Problem Analysis
A wedge of mass $m$ closes a slit at the bottom right edge. We need to find the maximum height $h$ of water before the wedge slips. We must analyze the pressure forces and friction.
Step 1: Analyze Fluid Forces
The water pressure acts perpendicular to the slanted surface of the wedge. We can decompose the total force exerted by the water into horizontal ($F_H$) and vertical ($F_V$) components.
- Horizontal Force ($F_H$): Acts to the right, pushing the wedge against the wall. $$F_H = \text{Average Pressure} \times \text{Vertical Projected Area} = \left(\frac{1}{2}\rho g h\right) (h \cdot b) = \frac{1}{2} \rho g h^2 b$$
- Vertical Force ($F_V$): Acts UPWARDS. Because the water is under the slant (in the corner configuration), the pressure pushes the wedge up. $$F_V = F_H \tan \theta = \frac{1}{2} \rho g h^2 b \tan \theta$$
Step 2: Force Equilibrium
The wedge tends to move UP due to the vertical water force ($F_V$).

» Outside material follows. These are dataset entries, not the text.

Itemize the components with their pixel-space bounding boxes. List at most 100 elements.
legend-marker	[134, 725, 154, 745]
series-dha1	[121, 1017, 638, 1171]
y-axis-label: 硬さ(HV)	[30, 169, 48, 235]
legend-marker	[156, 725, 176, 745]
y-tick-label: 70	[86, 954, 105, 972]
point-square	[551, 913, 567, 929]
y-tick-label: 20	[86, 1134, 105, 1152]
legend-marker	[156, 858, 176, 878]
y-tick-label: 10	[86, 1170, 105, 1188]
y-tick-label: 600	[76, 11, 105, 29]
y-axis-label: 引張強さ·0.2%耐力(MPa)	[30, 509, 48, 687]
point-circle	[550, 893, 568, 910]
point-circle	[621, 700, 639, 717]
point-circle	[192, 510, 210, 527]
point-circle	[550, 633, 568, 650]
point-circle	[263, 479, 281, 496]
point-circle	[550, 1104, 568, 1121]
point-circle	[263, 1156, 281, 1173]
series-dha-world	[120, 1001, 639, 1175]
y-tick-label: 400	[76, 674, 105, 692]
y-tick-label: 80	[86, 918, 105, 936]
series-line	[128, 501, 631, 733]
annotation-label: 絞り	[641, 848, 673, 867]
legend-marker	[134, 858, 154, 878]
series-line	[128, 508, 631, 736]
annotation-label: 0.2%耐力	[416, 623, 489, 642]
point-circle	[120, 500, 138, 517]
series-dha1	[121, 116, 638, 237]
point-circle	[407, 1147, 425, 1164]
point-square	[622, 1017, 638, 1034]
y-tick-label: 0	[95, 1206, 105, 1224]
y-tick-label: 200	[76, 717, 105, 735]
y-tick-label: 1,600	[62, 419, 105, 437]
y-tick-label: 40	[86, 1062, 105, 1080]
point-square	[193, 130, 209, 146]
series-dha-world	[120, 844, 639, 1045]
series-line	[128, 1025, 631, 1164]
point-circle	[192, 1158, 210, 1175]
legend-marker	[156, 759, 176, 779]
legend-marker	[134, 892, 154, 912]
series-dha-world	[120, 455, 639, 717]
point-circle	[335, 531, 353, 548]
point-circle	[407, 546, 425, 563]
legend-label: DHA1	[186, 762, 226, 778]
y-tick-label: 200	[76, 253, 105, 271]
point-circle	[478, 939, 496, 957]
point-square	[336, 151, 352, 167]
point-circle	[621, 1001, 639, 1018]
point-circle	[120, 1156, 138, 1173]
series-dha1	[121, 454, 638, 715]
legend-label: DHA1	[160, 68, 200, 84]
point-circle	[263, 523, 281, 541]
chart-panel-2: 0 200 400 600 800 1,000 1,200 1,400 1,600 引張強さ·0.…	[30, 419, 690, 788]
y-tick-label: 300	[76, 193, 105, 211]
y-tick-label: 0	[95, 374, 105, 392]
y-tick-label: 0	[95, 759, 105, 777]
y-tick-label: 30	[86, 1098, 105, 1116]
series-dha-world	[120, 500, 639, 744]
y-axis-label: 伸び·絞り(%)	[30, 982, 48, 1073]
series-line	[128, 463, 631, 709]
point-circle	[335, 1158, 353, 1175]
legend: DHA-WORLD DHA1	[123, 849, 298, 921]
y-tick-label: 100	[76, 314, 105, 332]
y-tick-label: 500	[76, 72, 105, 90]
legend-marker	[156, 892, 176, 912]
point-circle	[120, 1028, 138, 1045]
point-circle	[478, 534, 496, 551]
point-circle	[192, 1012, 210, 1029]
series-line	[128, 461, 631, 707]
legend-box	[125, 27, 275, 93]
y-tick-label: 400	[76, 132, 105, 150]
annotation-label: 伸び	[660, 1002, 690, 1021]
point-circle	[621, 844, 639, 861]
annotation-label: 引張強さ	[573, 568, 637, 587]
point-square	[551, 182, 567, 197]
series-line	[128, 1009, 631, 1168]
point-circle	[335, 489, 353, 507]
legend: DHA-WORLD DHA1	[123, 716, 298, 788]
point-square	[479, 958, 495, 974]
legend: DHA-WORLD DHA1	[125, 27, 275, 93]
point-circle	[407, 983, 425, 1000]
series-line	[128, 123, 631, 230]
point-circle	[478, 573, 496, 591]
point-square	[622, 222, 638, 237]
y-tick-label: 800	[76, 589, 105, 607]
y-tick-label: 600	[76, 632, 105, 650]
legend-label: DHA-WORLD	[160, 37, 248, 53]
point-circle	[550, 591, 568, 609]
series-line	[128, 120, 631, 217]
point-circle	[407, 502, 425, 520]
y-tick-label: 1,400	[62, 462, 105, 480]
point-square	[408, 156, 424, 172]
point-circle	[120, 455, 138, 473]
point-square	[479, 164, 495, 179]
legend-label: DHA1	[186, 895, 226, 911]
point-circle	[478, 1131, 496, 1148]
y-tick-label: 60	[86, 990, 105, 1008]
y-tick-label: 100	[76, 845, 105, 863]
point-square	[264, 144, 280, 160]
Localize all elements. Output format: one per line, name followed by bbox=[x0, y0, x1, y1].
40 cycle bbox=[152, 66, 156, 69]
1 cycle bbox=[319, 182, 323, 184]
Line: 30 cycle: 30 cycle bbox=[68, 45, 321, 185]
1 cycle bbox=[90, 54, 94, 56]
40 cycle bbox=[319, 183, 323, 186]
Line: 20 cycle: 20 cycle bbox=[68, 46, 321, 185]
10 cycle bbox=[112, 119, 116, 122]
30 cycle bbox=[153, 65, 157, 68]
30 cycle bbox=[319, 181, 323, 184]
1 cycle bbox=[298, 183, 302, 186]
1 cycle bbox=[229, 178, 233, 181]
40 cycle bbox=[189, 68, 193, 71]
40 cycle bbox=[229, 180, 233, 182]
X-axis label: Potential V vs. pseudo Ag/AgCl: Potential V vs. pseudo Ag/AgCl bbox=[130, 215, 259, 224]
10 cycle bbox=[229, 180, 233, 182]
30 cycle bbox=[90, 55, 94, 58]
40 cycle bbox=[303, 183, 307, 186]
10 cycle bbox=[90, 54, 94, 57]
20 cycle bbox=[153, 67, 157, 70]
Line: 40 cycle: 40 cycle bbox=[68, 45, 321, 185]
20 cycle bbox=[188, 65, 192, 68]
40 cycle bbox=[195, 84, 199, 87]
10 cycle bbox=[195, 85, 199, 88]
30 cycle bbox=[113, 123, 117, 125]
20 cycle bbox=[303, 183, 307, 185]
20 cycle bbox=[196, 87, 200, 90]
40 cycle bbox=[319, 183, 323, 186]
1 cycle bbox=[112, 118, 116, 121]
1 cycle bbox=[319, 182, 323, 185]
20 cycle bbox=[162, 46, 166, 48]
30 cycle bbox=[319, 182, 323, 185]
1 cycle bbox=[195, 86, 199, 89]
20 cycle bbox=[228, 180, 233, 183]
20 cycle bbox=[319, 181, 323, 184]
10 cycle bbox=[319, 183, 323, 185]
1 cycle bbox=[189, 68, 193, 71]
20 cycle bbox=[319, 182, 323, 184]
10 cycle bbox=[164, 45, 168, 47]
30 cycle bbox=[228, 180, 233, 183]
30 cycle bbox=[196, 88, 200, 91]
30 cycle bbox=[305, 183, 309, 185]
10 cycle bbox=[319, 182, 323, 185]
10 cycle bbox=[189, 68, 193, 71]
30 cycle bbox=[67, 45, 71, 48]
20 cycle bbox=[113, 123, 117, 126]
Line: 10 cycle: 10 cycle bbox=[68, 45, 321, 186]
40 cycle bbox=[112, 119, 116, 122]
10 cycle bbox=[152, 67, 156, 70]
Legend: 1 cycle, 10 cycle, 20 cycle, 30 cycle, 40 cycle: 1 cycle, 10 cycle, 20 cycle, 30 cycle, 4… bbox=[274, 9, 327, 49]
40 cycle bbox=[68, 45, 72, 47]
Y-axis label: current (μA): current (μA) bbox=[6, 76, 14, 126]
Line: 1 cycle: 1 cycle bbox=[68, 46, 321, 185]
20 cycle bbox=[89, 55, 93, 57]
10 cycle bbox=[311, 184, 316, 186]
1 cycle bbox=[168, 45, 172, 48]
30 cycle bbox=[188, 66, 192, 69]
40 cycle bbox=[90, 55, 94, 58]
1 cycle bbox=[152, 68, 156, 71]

The forces opposing this upward motion are:
- Gravity ($mg$) acting down.
- Friction ($f$) acting down (opposing impending upward motion).
For the maximum height $h$, the wedge is on the verge of slipping up:
$$F_{up} = F_{down}$$ $$F_V = mg + f_{max}$$Where limiting friction $f_{max} = \mu N$. Since the normal force $N$ is provided by the horizontal water force $F_H$ pushing against the wall, $f_{max} = \mu F_H$.
$$F_V = mg + \mu F_H$$Step 3: Solve for h
Substitute the expressions for $F_V$ and $F_H$:
$$\frac{1}{2} \rho g h^2 b \tan \theta = mg + \mu \left( \frac{1}{2} \rho g h^2 b \right)$$Rearranging to isolate $h$ terms:
$$\frac{1}{2} \rho g h^2 b \tan \theta – \frac{1}{2} \rho g h^2 b \mu = mg$$ $$\frac{1}{2} \rho g h^2 b (\tan \theta – \mu) = mg$$ $$h^2 = \frac{2mg}{\rho g b (\tan \theta – \mu)}$$ $$h = \sqrt{\frac{2m}{\rho b (\tan \theta – \mu)}}$$